El cumpleaños de la gata

El jueves fue el santo de «Pirracas».

—¡Muchas felicidades!

La gata se restregó contra mí maullando, y yo decidí celebrar su fiesta.

—Miss, ¿la llevamos a la calle de Hortaleza?

—No digas tonterías.

—Mamá, ¿me dejas llevar de paseo a la gata?

—¡Jesús, qué criatura! ¿Serías capaz?…

—¡Anda, ya lo creo!

Y salimos a pasear. Yo llevaba a «Pirracas» debajo de la capa. Ella se estaba quietecita; pero como se aburría, empezó a maullar para decírmelo.

—Celia, ¿qué es eso que suena?

—¡Nada!

—Sí, sí; suena un gato.

—¡Bueno, pues que suene!

—Y está debajo de su capa…

—¡Claro! ¡Voy a tener yo un gato en el cuerpo!

Pero como la miss es testaruda como la pata de un mulo (lo dice Juana) y le gusta meter las narices en todo, quiso ver lo que «sonaba». Yo me defendí; la gata saltó al suelo y ¡se escapó!

«Pirracas» era de la abuelita, que la quería más que a las niñas de sus ojos. (Eso también lo dice Juana). Y como la abuelita se ha muerto, ahora es mamá la que quiere a la gata más que a esas niñas. Yo vine a casa llorando, y mamá, al saber lo que había pasado, lloró también. La miss aseguró que yo tengo el demonio en el cuerpo… Entonces papá mandó poner un anuncio en el periódico ofreciendo un regalito al que encontrara a «Pirracas», y desde el día siguiente han traído más de mil gatos.

En casa han quedado cinco, porque nadie sabe cuál de ellos es nuestra gatita.

—Vea usted el problema en que ha puesto a sus padres.

Para miss Nelly, todo son problemas.

—Pues no, señora; no es problema.

Los cinco gatos son «Pirracas».

—Eso no puede ser.

—Pero es.

—No puede haber más que uno que lo sea.

—Diga usted, miss: ¿quién era San Antón?

—Un santo.

—¿Y hacía milagros?

—Como todos los santos.

—Pues si era un santo y hacía milagros, habrá hecho de «Pirracas» cinco gatas.

—No puede ser.

—Sí puede ser. Jesucristo hizo de cinco peces muchos peces.

—Para comer.

—Eso es: para comer. Y San Antón ha hecho de «Pirracas» otras cinco para que jueguen conmigo.

—No puede ser.

—¡Qué rabia! ¡No puede ser! ¡No puede ser! ¡Tonta! La verdad es que no hay más «Pirracas» que una, y que yo la conozco aunque no lo he dicho.

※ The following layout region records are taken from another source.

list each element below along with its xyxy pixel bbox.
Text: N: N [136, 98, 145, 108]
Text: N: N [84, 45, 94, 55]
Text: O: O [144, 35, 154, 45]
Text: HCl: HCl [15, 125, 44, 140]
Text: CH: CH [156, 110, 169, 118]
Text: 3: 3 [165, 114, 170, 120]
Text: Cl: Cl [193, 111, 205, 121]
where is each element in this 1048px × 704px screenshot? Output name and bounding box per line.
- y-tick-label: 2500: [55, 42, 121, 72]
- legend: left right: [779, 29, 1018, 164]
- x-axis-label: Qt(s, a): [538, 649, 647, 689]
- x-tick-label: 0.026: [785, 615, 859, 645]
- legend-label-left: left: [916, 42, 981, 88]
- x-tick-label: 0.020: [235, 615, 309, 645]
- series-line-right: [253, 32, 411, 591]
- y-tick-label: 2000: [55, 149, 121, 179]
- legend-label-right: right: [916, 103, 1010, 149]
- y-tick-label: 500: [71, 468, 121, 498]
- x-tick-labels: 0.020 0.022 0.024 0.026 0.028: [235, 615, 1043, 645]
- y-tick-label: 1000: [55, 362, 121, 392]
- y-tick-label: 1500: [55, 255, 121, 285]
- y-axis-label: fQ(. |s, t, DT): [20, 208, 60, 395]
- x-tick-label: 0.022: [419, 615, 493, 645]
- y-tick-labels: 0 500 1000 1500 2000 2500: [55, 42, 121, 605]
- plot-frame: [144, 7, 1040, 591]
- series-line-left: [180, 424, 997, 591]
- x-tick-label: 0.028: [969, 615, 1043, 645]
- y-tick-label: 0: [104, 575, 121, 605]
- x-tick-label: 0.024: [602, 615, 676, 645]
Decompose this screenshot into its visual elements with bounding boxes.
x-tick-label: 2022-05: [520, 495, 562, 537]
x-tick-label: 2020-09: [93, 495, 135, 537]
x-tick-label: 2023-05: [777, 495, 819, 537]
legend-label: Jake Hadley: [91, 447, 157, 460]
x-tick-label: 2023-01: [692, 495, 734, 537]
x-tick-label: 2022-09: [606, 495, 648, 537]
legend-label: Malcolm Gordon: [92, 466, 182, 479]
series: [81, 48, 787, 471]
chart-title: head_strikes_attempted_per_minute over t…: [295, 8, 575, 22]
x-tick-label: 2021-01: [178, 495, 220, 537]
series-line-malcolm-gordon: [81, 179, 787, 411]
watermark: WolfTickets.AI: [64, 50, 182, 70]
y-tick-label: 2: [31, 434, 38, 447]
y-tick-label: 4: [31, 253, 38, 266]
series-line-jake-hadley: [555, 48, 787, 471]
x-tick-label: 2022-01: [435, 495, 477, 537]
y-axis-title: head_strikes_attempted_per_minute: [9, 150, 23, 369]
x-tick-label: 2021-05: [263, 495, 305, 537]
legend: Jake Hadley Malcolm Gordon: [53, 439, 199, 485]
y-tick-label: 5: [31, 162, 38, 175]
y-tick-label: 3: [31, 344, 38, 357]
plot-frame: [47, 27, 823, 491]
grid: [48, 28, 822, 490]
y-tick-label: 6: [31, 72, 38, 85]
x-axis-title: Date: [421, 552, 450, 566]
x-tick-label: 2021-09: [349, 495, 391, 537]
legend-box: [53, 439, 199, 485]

—Mamá, ¿verdad que nos quedaremos con todas las gatas?

—No hija. Creo que ya sé cuál es la verdadera, aunque todas parecen iguales.

—¿Y qué haremos de las otras?

—Se las llevará Pedro, el portero.

Yo me puse a llorar.

—¡No se las des, mamá! ¡Mira que no la conocemos! ¡Mamaíta, yo las cuidaré!

—¡Cállate! Piensa en que tú tienes la culpa de que ahora no sepamos qué hacer con tanto animalito…

Están en el cuarto de los baúles.

Anoche las estuve mirando por el ojo de la llave. Entraba luz por el montante y las vi correr de un lado a otro, pegarse, saltar hasta los armarios, ¡«Pirracas» nunca hacía esas cosas!

Esta mañana temprano, cuando empezaba a ser de día, sentí que venían por ellas. Hablaba una mujer y se reía, sin hacer ruido.

Después tiraron algo al suelo y se fueron. Por la calle sentí correr unos coches.

—¡Juana! ¡Juana! ¿Quién se ha llevado las gatas?

—No sé. Yo no he visto a nadie.

—¿De veras?

Me vestí de un salto. En el cuarto de los baúles estaba todo revuelto y habían tirado unas cajas.

¡Lo he comprendido todo! Las gatas eran cuatro princesas encantadas…

Nadie las ha visto marchar, y se han ido.

El hada madrina ha venido esta mañana, y era ella la que se reía… Los coches que oí rodar eran las carrozas de oro donde iban las princesas…

—Papá, ¿sabes quiénes eran las gatas?

—Sí, hija, sí. Unas princesas, o unas hadas, o los duendes de «El castillo de irás y no volverás».

—¡Justo! ¡Ay papá rico, tú sabes siempre todas las cosas!